Ayrıca, iktidardaki hakimiyetini sıkılaştırdığı ve eşi görülmemiş bir üçüncü dönemi güvence altına aldığından beri Başkan Xi Jinping ile ilk görüşen kişi oldu.
Şansölye, Berlin, Paris, Brüksel ve daha uzaktaki yoğun incelemelerin ortasında, Politico’da başyazılar yazdı ve Alman Frankfurter Allgemeine Zeitung gazetesi de gitme kararını savunuyor.
“Çin, Almanya ve Avrupa için önemli bir iş ve ticaret ortağı olmaya devam ediyor – ondan ayrılmak istemiyoruz.
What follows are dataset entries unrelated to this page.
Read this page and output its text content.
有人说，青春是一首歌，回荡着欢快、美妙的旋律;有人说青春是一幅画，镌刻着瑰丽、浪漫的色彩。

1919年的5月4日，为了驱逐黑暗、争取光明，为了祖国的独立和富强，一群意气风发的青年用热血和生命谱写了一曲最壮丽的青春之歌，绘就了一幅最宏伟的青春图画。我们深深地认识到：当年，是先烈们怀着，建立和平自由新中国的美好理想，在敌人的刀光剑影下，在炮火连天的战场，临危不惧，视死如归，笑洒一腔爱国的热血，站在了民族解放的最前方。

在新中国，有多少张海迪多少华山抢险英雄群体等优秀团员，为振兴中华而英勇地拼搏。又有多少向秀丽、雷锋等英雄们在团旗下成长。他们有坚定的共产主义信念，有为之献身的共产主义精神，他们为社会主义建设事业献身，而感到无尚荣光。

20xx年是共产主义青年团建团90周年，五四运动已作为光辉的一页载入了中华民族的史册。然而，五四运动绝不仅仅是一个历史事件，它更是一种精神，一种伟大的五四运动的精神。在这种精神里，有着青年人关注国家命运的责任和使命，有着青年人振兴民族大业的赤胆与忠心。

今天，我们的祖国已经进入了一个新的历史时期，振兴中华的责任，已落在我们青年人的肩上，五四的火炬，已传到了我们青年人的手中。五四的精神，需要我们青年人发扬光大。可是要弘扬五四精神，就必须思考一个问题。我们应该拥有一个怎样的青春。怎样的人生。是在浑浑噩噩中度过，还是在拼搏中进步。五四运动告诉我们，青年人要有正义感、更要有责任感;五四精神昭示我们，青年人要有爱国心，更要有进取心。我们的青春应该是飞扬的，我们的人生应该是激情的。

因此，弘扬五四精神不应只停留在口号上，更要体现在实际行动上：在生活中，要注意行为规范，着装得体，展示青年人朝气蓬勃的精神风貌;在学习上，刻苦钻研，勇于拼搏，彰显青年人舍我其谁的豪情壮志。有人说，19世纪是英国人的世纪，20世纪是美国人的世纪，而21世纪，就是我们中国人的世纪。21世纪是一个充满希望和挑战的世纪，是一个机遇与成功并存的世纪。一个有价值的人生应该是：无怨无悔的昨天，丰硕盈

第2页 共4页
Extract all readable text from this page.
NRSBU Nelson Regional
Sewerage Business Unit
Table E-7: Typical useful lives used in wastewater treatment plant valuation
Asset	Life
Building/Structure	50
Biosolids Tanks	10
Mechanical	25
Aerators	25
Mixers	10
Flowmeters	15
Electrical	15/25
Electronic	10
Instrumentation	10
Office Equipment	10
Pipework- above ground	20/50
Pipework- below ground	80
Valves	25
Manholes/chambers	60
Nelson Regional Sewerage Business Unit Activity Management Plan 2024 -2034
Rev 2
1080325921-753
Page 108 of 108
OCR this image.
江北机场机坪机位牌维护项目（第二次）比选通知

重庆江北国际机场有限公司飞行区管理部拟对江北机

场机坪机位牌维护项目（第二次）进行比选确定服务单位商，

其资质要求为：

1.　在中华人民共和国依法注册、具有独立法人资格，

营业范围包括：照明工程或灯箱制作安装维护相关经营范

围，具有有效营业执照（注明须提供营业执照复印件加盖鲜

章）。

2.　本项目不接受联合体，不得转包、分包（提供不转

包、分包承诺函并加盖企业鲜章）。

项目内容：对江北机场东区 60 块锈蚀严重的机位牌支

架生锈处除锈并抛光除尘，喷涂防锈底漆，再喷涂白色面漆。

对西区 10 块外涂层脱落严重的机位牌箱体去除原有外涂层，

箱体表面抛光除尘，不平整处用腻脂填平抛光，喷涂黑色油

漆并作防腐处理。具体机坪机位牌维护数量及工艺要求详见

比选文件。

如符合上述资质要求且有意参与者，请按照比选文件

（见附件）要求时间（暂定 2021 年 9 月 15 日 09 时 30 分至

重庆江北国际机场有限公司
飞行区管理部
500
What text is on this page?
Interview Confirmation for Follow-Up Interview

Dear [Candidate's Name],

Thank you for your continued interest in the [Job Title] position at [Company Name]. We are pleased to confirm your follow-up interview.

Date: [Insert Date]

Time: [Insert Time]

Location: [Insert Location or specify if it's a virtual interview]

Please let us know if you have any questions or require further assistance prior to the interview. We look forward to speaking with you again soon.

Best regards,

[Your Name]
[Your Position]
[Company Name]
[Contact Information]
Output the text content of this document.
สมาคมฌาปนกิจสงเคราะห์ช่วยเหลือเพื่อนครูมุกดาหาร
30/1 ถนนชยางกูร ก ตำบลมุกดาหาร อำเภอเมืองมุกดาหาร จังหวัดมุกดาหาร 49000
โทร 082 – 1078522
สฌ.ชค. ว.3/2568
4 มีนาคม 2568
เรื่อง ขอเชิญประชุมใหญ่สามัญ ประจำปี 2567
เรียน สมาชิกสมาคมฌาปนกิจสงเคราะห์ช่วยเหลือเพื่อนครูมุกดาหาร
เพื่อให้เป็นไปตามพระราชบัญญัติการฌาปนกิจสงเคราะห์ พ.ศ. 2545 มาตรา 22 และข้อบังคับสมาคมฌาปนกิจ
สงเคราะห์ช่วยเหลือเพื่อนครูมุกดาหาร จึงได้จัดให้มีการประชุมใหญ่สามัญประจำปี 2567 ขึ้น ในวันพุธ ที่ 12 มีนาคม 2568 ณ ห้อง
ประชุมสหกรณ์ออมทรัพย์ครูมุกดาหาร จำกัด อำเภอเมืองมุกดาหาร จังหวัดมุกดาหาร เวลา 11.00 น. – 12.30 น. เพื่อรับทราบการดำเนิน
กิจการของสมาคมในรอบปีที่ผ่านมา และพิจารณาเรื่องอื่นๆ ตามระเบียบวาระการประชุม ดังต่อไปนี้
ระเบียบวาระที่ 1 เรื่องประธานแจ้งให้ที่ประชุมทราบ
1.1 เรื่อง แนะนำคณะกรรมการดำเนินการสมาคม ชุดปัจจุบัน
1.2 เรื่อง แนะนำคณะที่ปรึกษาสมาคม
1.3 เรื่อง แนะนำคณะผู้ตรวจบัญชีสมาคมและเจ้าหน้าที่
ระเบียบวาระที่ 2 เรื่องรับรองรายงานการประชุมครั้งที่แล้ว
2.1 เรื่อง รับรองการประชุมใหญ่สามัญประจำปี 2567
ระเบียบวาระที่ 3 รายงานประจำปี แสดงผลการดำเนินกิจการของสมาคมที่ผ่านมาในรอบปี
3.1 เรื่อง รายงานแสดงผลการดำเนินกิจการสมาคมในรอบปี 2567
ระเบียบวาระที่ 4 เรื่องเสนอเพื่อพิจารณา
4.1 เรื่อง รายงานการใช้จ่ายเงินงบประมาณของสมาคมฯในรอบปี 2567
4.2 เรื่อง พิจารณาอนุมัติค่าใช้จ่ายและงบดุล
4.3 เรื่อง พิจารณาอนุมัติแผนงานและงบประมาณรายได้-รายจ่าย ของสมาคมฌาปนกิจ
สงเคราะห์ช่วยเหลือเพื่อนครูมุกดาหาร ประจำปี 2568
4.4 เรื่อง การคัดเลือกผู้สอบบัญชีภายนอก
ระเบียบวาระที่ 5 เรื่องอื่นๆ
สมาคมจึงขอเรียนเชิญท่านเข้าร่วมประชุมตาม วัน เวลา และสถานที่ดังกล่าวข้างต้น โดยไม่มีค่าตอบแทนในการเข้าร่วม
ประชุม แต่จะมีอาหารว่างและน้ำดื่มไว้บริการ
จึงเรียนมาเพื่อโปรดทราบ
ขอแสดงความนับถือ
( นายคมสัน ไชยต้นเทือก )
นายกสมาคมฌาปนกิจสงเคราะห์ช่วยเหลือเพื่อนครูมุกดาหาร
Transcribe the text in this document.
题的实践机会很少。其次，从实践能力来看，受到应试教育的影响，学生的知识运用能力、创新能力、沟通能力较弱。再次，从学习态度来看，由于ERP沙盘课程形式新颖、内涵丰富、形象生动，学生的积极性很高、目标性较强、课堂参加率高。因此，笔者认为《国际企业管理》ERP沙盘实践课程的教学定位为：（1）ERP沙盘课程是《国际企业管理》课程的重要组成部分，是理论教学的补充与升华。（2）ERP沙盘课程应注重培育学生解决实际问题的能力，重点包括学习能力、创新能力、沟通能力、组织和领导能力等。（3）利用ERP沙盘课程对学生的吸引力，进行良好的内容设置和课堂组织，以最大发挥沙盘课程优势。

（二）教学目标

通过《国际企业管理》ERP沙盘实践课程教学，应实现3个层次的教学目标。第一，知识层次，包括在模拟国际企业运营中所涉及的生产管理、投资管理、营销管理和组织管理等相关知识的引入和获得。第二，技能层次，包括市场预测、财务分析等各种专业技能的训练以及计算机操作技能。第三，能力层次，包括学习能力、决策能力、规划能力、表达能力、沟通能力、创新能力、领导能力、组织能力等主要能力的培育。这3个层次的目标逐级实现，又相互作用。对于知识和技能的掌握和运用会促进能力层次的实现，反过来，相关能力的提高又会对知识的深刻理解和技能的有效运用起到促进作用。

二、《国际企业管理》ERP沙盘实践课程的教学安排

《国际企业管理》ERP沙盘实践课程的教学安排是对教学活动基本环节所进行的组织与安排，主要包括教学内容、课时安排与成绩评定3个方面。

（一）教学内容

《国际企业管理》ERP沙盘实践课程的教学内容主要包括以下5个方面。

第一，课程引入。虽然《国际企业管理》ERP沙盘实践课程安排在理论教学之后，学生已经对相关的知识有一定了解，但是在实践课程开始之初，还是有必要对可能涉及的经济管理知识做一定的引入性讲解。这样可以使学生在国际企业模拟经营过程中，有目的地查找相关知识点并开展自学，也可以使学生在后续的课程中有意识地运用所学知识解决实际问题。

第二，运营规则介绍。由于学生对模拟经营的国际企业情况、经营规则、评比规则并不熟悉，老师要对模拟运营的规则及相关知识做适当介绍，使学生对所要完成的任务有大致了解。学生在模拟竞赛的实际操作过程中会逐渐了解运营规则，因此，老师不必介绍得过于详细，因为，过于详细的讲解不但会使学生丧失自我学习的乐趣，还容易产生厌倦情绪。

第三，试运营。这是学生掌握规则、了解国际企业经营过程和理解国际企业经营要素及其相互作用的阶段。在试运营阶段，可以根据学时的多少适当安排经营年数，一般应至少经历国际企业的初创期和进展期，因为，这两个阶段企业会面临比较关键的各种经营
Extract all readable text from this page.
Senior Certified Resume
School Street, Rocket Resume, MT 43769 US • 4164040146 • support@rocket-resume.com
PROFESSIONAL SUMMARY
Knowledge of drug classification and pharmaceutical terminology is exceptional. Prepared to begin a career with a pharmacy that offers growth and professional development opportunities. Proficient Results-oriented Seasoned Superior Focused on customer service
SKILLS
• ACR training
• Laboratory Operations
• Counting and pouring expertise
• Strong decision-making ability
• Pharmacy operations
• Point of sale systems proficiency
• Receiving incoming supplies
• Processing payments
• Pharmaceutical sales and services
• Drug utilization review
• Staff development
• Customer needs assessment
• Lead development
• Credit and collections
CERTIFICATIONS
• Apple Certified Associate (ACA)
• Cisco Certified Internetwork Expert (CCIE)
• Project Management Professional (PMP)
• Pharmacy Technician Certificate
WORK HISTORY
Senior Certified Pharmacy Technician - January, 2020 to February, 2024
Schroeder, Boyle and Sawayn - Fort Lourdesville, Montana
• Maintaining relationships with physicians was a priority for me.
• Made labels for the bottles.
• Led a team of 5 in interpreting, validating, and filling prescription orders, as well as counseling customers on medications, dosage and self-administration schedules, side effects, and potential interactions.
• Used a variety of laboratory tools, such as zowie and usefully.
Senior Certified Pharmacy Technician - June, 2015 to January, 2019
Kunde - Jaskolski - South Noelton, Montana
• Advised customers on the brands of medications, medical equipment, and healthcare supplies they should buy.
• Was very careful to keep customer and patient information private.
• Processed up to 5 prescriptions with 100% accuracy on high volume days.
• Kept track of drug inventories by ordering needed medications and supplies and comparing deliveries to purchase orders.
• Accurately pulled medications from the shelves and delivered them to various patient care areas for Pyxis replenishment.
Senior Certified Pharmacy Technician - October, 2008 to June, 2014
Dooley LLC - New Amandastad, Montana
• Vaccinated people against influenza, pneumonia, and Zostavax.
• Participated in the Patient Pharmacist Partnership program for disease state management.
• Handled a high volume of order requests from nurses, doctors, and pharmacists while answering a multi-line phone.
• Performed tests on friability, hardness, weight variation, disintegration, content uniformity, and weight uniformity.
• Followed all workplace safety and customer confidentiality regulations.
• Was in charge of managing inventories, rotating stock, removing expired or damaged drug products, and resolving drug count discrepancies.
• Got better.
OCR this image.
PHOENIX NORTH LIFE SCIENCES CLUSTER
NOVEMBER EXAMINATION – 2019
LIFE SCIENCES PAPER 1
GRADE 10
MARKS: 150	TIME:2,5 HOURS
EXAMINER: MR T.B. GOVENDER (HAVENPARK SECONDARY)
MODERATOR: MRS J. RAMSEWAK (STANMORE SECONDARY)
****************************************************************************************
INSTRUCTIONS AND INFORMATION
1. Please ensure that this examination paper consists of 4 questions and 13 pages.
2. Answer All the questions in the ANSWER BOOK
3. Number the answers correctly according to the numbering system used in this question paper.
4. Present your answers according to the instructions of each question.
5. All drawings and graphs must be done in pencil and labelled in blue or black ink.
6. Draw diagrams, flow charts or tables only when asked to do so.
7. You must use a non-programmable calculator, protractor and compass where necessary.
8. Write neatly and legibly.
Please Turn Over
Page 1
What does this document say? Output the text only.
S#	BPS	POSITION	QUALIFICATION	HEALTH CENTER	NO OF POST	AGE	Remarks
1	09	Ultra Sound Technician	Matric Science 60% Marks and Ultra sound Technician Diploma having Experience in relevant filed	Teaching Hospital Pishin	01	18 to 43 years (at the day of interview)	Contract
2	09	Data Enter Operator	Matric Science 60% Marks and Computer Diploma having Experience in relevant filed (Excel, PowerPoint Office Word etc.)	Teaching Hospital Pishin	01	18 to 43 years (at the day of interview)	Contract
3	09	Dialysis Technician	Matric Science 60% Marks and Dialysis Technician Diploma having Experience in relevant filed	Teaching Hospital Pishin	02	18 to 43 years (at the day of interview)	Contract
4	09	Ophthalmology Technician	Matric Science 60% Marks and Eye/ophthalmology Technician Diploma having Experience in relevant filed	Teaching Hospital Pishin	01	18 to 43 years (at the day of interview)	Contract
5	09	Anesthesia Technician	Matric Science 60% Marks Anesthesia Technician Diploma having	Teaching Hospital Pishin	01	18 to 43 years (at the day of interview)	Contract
Peki Çin ne istiyor?” Politico’da, hükümetin “riskli bağımlılıkları” azaltması gerektiği anlamına gelen ekonomik gerçeklerin yanı sıra “zor konuları” tartışmayı taahhüt ederken soruyor.
Çin, Almanya’nın en büyük ticaret ortağı, bu nedenle ekonomik açıdan Cuma günkü toplantı anlaşılabilir, ancak eleştirmenler, ülkenin daha önce Rusya’ya olduğu gibi başka bir otoriter güce çok fazla bağımlı hale gelmesi durumunda geçmişteki hataların tekrarlanabileceğinden korkuyor.
“Almanya hala ekonomik olarak Çin’e aşırı derecede bağımlı, bu yüzden sessizliğe zorlanabilirler.“ uyarır Wenzel Michalski, İnsan Hakları İzleme Örgütü Almanya Direktörü.
Alman Ekonomi Enstitüsü (IW) tarafından yapılan bir araştırmaya göre, bu yılın Ocak ve Haziran ayları arasında Alman işletmeleri ülkeye 10 milyar Euro’dan fazla yatırım yaptı.
‘Ders almalıyız’
Federal İstatistik Ofisi’nden bu hafta alınan rakamlar, ithalatın çoğunun Eylül ayındaki aya göre %5,4 artışla Çin’den geldiğini, geri ihracatın ise %2 düştüğünü gösteriyor.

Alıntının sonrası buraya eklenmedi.